The morning of December 31 can feel quite weird. A mix of grief, restlesness, and euphoric anticipation. It is New Year’s Eve. Cakes, gifts, fireworks are set and people prepare to count down the final seconds in one final act of bidding grand adieu. That night running into day lacks ordinariness. It is the official spectacle and stimulus of a new beginning.

Welcoming the new year is an exhilarating process every time. January 1 is revered and held special as the date leading the new year. Yet, this hasn’t always been the case. The idea of the “New Year” is tied to two planes — psychological and material. In the psychological plane, new year is treated like a temporal checkpoint whereas in the material plane, its movement is dictated by the calendar.

Welcoming the new year is an exhilarating process every time.

Welcoming the new year is an exhilarating process every time.
| Photo Credit:
Getty Images

The widespread calendar we are so naturally used to now never existed once in time. In its place were a plethora of local charts of time and each of them had different new year dates.

We follow the Gregorian Calendar where Jan 1st is New Year’s Day.

By the rivers of Babylon

We have recorded the earliest proper New Years celebration in Ancient Babylon. We are talking more than four millennia ago here. Cosmos and astronomy ruled time then, lunar and solar systems the norm. The New Year festival for the Babylonians was called “Akitu” and it was celebrated for 11 days. In our calendar, the date usually falls around April 1 (spring). Another neighbouring Mesopotamian civilisation called Assyria also celebrated New year then. Akitu celebrates the sowing of barley (the word itself means barley in Sumerian).

The flood brings the new year!

Ancient Egyptians marked the new year when the Nile river flooded. Yes. For them, the arrival of the flood was like an annual rebirth of their land. It was celebrated and considered a divine beginning. The flooding coincided with the heliacal rising of the brightest star in the night sky, Sirius.

Then again, the flooding date varied every year and was even different in different parts of Egypt. In this manner, most ancient calendars that depended on lunar and solar cycles, agriculture, nature events, etc. frequently had differences in the date and time of the celebration of New Year. While in our calendar, the differences are merely a matter of hours in the same day, the differences by these ancient calendars were a matter of many days.
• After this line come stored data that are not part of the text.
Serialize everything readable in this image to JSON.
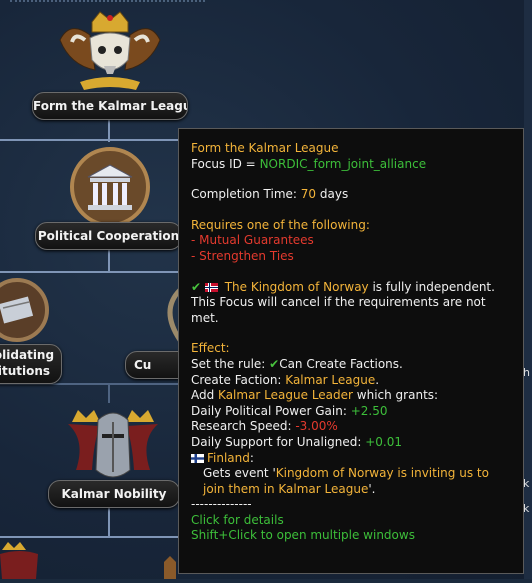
{
  "tree": {
    "nodes": [
      {
        "label": "Form the Kalmar League",
        "icon": "crown-bull-skull-icon"
      },
      {
        "label": "Political Cooperation",
        "icon": "parliament-building-icon"
      },
      {
        "label": "olidating",
        "label2": "itutions",
        "icon": "paper-document-icon"
      },
      {
        "label": "Cu",
        "icon": "unknown-icon"
      },
      {
        "label": "Kalmar Nobility",
        "icon": "knight-helmet-crowns-icon"
      }
    ],
    "right_edge_texts": [
      "h",
      "k",
      "k"
    ]
  },
  "tooltip": {
    "title": "Form the Kalmar League",
    "focus_id_label": "Focus ID = ",
    "focus_id": "NORDIC_form_joint_alliance",
    "completion_label": "Completion Time: ",
    "completion_value": "70",
    "completion_unit": " days",
    "requires_header": "Requires one of the following:",
    "requires": [
      "- Mutual Guarantees",
      "- Strengthen Ties"
    ],
    "independence_subject": "The Kingdom of Norway",
    "independence_suffix": " is fully independent.",
    "cancel_line1": "This Focus will cancel if the requirements are not",
    "cancel_line2": "met.",
    "effect_header": "Effect:",
    "set_rule_prefix": "Set the rule: ",
    "set_rule_value": "Can Create Factions.",
    "create_faction_prefix": "Create Faction: ",
    "create_faction_value": "Kalmar League",
    "create_faction_suffix": ".",
    "add_prefix": "Add ",
    "add_value": "Kalmar League Leader",
    "add_suffix": " which grants:",
    "modifiers": [
      {
        "label": "Daily Political Power Gain: ",
        "value": "+2.50",
        "color": "#3dbf3a"
      },
      {
        "label": "Research Speed: ",
        "value": "-3.00%",
        "color": "#e43a2e"
      },
      {
        "label": "Daily Support for Unaligned: ",
        "value": "+0.01",
        "color": "#3dbf3a"
      }
    ],
    "country": "Finland",
    "country_suffix": ":",
    "event_prefix": "Gets event '",
    "event_name_1": "Kingdom of Norway is inviting us to",
    "event_name_2": "join them in Kalmar League",
    "event_suffix": "'.",
    "separator": "--------------",
    "click_hint": "Click for details",
    "shift_hint": "Shift+Click to open multiple windows"
  },
  "colors": {
    "header_yellow": "#f3b43a",
    "positive_green": "#3dbf3a",
    "negative_red": "#e43a2e"
  }
}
Egyptian calendar was divided into three seasons – Inundation, Germination, and Warmth

Ancient Inca of Peru celebrated New Years day in June. It was based on their solar calendar where June 21 -24 coincided with the winter solstice.

Inti Raymi festival, the beginning of the Inca year (Inca New Year) was the most important festival of the Inca Empire. Today it is the second largest festival in South America.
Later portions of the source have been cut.